Uridine 5′-triphosphate (UTP) has an important role as an extracellular signaling molecule that regulates inflammation, angiogenesis, and vascular tone. While chronic hypertension has been shown to promote alterations in arterial vascular tone regulation, carotid artery responses to UTP under hypertensive conditions have remained unclear. The present study investigated carotid artery responses to UTP in spontaneously hypertensive rats (SHR) and control Wistar Kyoto rats (WKY). Accordingly, our results found that although UTP promotes concentration-dependent relaxation in isolated carotid artery segments from both SHR and WKY after pretreatment with phenylephrine, SHR exhibited significantly lower arterial relaxation responses compared with WKY. Moreover, UTP-induced relaxation was substantially reduced by endothelial denudation and by the nitric oxide (NO) synthase inhibitor N^G-nitro-L-arginine in both SHR and WKY. The difference in UTP-induced relaxation between both groups was abolished by the selective P2Y₂ receptor antagonist AR-C118925XX and the cyclooxygenase (COX) inhibitor indomethacin but not by the thromboxane-prostanoid receptor antagonist SQ29548. Furthermore, we detected the release of PGE₂, PGF_2α, and PGI₂ in the carotid arteries of SHR and WKY, both at baseline and in response to UTP. UTP administration also increased TXA₂ levels in WKY but not SHR. Overall, our results suggest that UTP-induced relaxation in carotid arteries is impaired in SHR perhaps due to impaired P2Y₂ receptor signaling, reductions in endothelial NO, and increases in the levels of COX-derived vasoconstrictor prostanoids.

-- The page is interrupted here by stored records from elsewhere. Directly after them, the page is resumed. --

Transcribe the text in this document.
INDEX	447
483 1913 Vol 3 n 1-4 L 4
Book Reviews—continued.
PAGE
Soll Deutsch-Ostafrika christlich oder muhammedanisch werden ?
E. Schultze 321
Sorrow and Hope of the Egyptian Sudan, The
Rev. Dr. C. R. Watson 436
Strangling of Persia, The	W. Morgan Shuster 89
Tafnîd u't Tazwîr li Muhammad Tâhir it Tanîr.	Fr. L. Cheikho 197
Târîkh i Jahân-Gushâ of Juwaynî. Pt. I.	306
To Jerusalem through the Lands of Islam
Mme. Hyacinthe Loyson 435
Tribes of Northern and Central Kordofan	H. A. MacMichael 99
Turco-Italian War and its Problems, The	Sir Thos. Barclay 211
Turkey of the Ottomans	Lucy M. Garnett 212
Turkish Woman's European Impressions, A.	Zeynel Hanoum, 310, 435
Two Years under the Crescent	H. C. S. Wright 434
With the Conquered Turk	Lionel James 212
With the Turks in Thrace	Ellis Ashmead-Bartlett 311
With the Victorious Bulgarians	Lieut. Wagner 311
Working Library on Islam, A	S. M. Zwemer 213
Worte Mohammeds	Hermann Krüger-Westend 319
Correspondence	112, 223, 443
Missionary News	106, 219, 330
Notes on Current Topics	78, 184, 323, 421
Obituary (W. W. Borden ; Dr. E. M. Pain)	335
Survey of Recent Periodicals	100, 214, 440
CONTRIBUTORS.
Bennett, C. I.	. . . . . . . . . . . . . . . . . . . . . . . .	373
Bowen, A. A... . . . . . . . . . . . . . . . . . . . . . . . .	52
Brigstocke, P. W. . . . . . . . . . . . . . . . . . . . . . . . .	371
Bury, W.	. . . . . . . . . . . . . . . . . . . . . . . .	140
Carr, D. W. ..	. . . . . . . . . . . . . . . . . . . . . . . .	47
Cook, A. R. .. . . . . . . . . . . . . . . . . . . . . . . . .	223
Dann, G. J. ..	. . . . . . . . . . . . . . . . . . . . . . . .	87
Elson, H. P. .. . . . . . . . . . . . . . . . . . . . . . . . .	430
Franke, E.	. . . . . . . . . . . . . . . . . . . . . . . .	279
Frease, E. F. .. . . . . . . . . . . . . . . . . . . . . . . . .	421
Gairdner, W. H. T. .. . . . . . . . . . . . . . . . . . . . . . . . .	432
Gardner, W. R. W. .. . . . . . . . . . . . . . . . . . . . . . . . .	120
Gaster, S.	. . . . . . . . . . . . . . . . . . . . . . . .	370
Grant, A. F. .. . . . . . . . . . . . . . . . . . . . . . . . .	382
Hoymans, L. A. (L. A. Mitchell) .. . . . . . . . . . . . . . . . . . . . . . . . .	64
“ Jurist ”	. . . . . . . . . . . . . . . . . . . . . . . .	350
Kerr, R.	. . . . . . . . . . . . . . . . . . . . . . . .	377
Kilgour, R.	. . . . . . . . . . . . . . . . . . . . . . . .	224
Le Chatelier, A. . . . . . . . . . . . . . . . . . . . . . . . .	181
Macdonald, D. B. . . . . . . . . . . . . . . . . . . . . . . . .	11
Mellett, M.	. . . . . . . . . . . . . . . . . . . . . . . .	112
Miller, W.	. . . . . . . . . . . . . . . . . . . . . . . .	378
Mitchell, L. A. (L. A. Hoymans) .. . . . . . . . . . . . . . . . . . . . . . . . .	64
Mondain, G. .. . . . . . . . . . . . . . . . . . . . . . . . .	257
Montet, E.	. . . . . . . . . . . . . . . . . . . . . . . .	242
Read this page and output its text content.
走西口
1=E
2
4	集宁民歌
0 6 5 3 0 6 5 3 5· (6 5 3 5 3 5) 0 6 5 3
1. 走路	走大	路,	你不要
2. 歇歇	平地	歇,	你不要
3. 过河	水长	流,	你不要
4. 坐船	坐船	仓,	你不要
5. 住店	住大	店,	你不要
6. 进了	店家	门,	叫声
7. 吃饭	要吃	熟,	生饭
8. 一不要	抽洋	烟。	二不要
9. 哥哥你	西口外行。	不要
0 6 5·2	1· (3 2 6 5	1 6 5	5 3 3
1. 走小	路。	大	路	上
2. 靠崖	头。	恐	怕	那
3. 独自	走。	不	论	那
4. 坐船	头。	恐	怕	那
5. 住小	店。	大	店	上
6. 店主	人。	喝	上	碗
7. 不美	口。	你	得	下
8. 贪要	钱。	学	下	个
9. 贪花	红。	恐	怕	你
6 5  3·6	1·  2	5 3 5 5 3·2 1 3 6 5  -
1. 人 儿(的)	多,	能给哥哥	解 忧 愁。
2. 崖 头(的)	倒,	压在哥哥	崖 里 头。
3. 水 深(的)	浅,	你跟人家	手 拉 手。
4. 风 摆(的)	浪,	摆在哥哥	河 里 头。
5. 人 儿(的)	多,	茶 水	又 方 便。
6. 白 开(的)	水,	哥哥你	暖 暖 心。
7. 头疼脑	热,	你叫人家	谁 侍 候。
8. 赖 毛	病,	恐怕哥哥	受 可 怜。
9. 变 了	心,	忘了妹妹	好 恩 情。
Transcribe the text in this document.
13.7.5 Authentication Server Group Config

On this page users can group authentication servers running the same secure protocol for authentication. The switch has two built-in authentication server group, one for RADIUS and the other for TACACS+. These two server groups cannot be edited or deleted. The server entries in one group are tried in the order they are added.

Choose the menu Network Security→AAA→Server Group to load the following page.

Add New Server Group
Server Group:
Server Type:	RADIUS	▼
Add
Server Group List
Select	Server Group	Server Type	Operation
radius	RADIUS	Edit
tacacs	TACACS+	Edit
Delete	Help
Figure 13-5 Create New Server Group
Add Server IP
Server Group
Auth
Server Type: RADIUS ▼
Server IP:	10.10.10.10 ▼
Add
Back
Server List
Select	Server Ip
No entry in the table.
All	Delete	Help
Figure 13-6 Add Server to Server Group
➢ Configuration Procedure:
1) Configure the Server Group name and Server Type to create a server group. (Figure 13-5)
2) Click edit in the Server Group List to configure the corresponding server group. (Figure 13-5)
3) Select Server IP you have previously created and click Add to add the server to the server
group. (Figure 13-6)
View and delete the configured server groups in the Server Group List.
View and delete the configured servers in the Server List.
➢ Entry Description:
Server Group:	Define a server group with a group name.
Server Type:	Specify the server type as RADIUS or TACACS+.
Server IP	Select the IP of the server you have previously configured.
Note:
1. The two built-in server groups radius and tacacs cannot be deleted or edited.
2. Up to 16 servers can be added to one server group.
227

尿苷 5'-三磷酸 (UTP) 作为调节炎症、血管生成和血管张力的细胞外信号分子具有重要作用。虽然慢性高血压已被证明会促进动脉血管张力调节的改变，但在高血压条件下颈动脉对 UTP 的反应仍不清楚。本研究调查了自发性高血压大鼠 (SHR) 和对照 Wistar 京都大鼠 (WKY) 的颈动脉对 UTP 的反应。因此，我们的结果发现，虽然 UTP 在用去氧肾上腺素预处理后促进来自 SHR 和 WKY 的分离颈动脉段的浓度依赖性松弛，但与 WKY 相比，SHR 表现出显着较低的动脉松弛反应。而且，SHR 和 WKY 中的^G-硝基-L-精氨酸。选择性 P2Y ₂受体拮抗剂 AR-C118925XX 和环氧合酶 (COX) 抑制剂吲哚美辛消除了两组之间 UTP 诱导的松弛的差异，但血栓烷-前列腺素受体拮抗剂 SQ29548 没有消除。此外，我们在基线和响应 UTP 时检测到SHR 和 WKY 颈动脉中 PGE ₂、PGF _2α和 PGI ₂的释放。UTP 给药也增加了 WKY 中的TXA ₂水平，但没有增加 SHR。总体而言，我们的结果表明 UTP 诱导的颈动脉松弛在 SHR 中受损，这可能是由于 P2Y ₂受损 受体信号传导、内皮 NO 减少和 COX 衍生的血管收缩剂前列腺素水平增加。